Juanito

Personal information
- Full name: Juan Díaz Sánchez
- Date of birth: 6 October 1948
- Place of birth: Santa Cruz de Tenerife, Spain
- Date of death: 3 April 2013 (aged 64)
- Place of death: Santa Cruz de Tenerife, Spain
- Height: 1.67 m (5 ft 5+1⁄2 in)
- Position(s): Forward

Senior career*
- Years: Team / Apps / (Gls)
- 1971–1972: Tenerife / 24 / (4)
- 1972–1975: Barcelona / 43 / (5)
- 1975–1976: Hércules / 30 / (3)
- 1976–1981: Salamanca / 114 / (25)
- 1981–1982: Tenerife / 4 / (0)
- 1982–1983: Mensajero
- Total:  / 215 / (37)

= Juanito (footballer, born 1948) =

Spanish footballer

Juan Díaz Sánchez (6 October 1948 – 3 April 2013), commonly known as Juanito, was a Spanish footballer who played as a forward.

==Career==
Born in Santa Cruz de Tenerife, Canary Islands, Juanito started and finished his 11-year professional career with hometown club CD Tenerife. He played one season in the Segunda División with them, then signed for FC Barcelona in late February 1972. He made his La Liga debut on 19 March, starting in a 1–0 away win against Athletic Bilbao.

Juanito contributed 17 games in the 1973–74 campaign as the Catalans won the national championship, scoring in a 3–0 home victory over UD Las Palmas on 6 January 1974. He appeared in three UEFA Cup matches during his spell, netting against OGC Nice in the 1973–74 edition.

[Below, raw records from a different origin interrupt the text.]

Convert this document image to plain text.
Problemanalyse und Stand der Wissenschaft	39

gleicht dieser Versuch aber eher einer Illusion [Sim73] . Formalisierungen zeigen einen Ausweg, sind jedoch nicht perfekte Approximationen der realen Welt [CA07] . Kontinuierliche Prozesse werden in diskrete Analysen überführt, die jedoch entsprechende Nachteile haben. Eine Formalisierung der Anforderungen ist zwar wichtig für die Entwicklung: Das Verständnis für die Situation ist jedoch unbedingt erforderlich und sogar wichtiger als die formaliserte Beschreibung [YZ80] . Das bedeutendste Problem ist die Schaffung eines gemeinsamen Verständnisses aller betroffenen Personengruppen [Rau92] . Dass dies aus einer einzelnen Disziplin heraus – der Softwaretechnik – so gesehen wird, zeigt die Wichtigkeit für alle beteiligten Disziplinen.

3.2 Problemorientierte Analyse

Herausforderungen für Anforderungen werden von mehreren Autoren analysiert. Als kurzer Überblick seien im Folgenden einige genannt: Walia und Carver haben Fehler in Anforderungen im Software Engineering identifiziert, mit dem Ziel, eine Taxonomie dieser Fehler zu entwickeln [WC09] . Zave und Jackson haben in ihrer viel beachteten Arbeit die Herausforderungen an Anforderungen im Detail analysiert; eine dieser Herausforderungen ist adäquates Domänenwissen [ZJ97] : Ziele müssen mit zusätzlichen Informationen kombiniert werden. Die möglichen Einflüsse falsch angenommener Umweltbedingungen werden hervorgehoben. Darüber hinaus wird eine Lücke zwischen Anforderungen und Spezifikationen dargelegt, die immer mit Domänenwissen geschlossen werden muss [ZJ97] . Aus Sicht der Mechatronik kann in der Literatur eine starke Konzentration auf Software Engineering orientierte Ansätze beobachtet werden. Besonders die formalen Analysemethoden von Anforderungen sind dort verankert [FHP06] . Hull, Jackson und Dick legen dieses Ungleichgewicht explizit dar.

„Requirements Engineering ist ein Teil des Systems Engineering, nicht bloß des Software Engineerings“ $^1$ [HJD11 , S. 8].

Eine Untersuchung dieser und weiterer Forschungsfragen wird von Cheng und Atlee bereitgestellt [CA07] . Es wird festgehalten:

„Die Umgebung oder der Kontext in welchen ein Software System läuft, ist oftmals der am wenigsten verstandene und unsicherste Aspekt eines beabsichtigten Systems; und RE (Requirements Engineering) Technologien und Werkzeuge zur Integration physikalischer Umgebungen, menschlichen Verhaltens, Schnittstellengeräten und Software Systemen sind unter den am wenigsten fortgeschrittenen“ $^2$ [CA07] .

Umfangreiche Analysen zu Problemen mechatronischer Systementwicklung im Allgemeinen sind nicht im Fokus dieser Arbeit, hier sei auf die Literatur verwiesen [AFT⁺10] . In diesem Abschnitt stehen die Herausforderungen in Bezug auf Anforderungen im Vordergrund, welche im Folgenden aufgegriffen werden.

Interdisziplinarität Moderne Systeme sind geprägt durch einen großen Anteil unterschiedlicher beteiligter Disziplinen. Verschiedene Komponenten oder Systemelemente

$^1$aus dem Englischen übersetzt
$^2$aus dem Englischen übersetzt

In 1975, in another winter transfer window move, Juanito joined fellow top-division team Hércules CF for three years. In the 1976 summer, however, he moved to UD Salamanca, going on to compete a further five seasons in the top flight; two of his league goals came against former employers Barcelona (13 February 1977, 2–0 home win) and Real Madrid (1–1 home draw, on 16 March 1980).

Juanito retired in 1983 at the age of 34, after one-year spells with Tenerife and amateurs CD Mensajero.

==Death==
Juanito lost a son whilst a player of Hércules, aged only 15. He himself died on 3 April 2013 in his hometown, at 64.